For the next couple of months we’ll be hitting on logos. And we don’t mean we’ll be taking them out for drinks — we do that with YOU. Our team has extensive experience with design, and we’d like to slide some insider’s knowledge your way. If you’re deciding whether a new logo is on the books for your business, take some notes from this logo case study about one of our wildly accomplished clients.

Full Circle Soils & Compost owners Craig and Cody Witt are hardcore soil nerds, and we’re thankful for it. Their compost company based in Gardnerville, NV sells all natural, Nevada-made products to both domestic and commercial clients. Their products are unbelievable, the owners are knowledgeable and fun, but when we met them they didn’t have a logo that represented all the awesome stuff they do.

Before we met with them, we did what any pair of designer’s eyes would do to an unfamilliar company: judge it from afar. By this, of course, we mean we took a long hard look at their logo.

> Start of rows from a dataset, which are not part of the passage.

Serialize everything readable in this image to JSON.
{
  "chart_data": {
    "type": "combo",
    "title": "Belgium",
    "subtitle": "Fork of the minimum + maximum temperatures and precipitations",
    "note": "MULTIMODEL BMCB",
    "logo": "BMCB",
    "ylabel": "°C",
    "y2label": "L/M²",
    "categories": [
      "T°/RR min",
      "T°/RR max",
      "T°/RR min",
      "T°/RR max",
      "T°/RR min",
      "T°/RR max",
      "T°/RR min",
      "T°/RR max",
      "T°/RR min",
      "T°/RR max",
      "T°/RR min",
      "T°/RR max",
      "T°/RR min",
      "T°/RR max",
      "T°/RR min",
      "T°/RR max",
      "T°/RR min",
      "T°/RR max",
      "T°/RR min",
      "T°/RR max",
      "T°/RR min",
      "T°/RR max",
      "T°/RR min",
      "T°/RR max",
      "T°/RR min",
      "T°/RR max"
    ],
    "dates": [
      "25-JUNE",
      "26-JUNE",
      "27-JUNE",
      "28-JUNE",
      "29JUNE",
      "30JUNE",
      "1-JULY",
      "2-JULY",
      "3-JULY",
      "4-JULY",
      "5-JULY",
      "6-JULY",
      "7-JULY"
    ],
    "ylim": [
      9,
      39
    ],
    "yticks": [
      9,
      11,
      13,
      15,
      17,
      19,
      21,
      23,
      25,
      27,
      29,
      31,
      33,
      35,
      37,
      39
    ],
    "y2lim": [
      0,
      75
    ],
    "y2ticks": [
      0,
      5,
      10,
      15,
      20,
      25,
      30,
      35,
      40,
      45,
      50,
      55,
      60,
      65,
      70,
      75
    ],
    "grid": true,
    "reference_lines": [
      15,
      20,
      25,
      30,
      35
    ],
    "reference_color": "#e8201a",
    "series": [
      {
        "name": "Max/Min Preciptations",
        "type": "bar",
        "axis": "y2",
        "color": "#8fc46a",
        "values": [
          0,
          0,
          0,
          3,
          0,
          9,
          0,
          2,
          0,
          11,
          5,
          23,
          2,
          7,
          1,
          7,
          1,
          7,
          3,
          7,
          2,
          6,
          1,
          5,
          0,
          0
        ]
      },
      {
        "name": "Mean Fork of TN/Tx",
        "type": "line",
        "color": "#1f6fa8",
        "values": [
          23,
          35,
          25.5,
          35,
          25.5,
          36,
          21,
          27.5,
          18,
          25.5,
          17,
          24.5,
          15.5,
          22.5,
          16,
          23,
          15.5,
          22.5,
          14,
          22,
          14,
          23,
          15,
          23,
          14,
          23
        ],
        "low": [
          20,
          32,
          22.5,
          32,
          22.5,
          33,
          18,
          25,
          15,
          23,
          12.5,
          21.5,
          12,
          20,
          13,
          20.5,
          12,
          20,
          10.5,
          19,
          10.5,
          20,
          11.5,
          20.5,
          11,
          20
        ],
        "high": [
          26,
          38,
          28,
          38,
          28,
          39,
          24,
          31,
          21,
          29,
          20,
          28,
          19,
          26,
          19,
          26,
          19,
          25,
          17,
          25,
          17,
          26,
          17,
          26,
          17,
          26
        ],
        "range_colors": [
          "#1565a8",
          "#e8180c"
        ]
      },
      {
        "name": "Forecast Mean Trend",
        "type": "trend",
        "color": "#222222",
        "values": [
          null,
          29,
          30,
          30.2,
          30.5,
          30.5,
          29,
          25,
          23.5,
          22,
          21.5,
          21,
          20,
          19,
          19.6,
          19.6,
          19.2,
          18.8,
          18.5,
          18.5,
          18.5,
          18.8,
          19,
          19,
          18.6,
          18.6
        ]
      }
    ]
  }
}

From the original design, we saw a small company involved in ranching of some sort — and who might be stuck in their ways.

Here’s the deal, even if you knew the owners only by handshake, you’d know the original logo was misleading.

Full Circle Logo

The left logo in the image above is, you guessed it, the old logo. In this example, the company name is inside of the circle, creating lots of white space with low legibility. This posed a problem when the logo was resized for smaller packaging: it was hard to make out the business name at all. While their decision to use a picture of their farm is a historical sentiment for their family, it’s more business owner centric than consumer centric. The thin lettering and pastoral image implied they’ve been around for a while, but what they actually DO was unclear with this logo.

Full Circle sells products that provide energy to plant life and we wanted to make a logo that expressed all of this. Here’s what we came up with:

Full Circle Logo

Full Circle’s original logo was bland, drab and unexciting. Owners Craig and Cody are full of energy. They’re excited about what they do and they bring that kind of life and excitement into every room and every parcel of land they step onto. The rebranded logo is a more accurate face to Full Circle.


Apply It!

  1. Your logo should create a direct connection between consumers and your product. In the example, the first logo doesn’t visually mention soil, compost or Full Circle’s values. After strategizing with the owners over a beer, they revealed the fun side of soil science with their contagious optimism. We gave them a logo that helped their audience understand just how cool that is.
  2. Make sure your logo can easily be resized without losing its shape, legibility and overal impact.
  3. Consider the overall feeling of your logo: how does it make you feel upon first impression?
  4. As we’ve said before, the logo is only a part of the brand. In order to create a well-rounded, in-depth brand we use The Code, which helps balance the written messaging aspects of the brand with the visual messaging.